Как и у Гхоты, его глаза были кошмарным месивом алых точек от лопнувших капилляров. Кроваво-красные, они были полностью лишены человеческого сострадания и понимания. Это были глаза убийцы, глаза воина, который с боем прошёл от края и до края мира, вырезая всех, кто вставал у него на пути. Им довелось повидать армии, отступающие в страхе, города, открывающие ему свои врата, и великих героев, вынужденных склоняться перед его мощью.
К его спине был пристёгнут меч, не уступающий по длине росту смертного человека. Он вытянул его, медленно и очень заботливо, как хирургеон, готовящийся к вскрытию пациента.
Или как палач, подготавливающий орудие пытки.
Бабу Дхакал кивнул, и Гхота разжал свою хватку.
Меч мелькнул размытым пятном стали и багрянца, на пол склада щедро плеснуло красным.
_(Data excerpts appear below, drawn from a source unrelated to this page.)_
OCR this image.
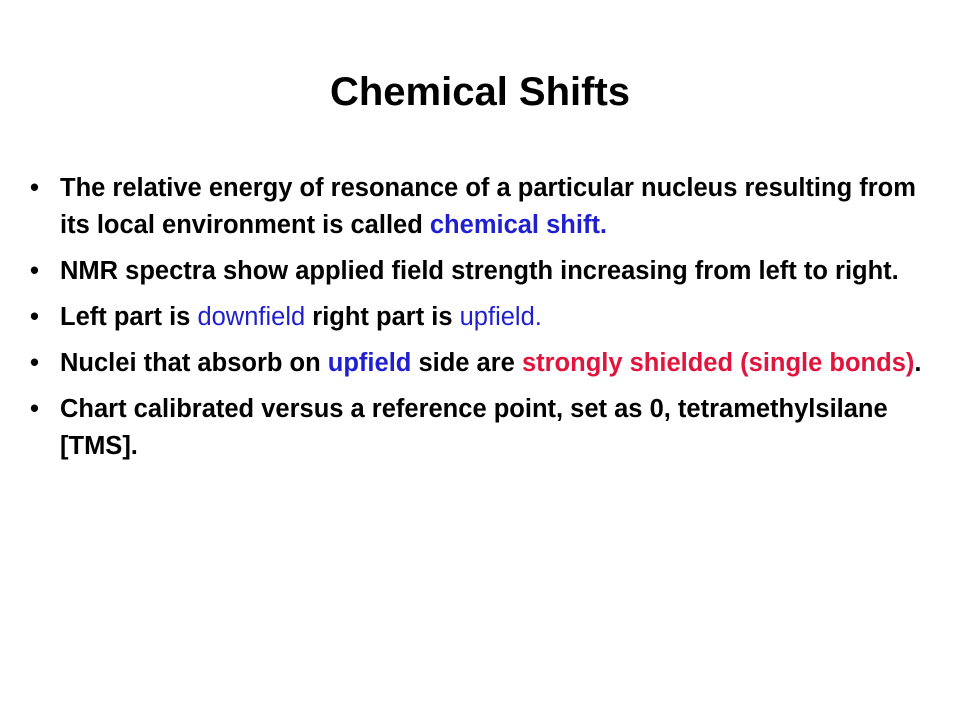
Chemical Shifts
• The relative energy of resonance of a particular nucleus resulting from its local environment is called chemical shift.
• NMR spectra show applied field strength increasing from left to right.
• Left part is downfield right part is upfield.
• Nuclei that absorb on upfield side are strongly shielded (single bonds).
• Chart calibrated versus a reference point, set as 0, tetramethylsilane [TMS].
Попавшая на угли жидкость шипела и пузырилась, наполняя воздух вонью горелой крови. Чернорабочий умер ещё до того, как успел почувствовать удар клинка. Тонкая линия разреза прошла от макушки и до промежности, развалив его надвое, как мясную тушу. Рассечённые половинки человека обрушились на пол, и Бабу Дхакал обтёр свой меч о медвежий плащ Гхоты.
– Подвесьте-ка их, – велел он, делая жест в сторону распластанных на полу половинок мертвечины и одновременно убирая свой меч в ножны за плечом. Бабу Дхакал вернулся к своему трону и взял оружие чудовищных размеров, которое висело на приваренном к его боку крюке.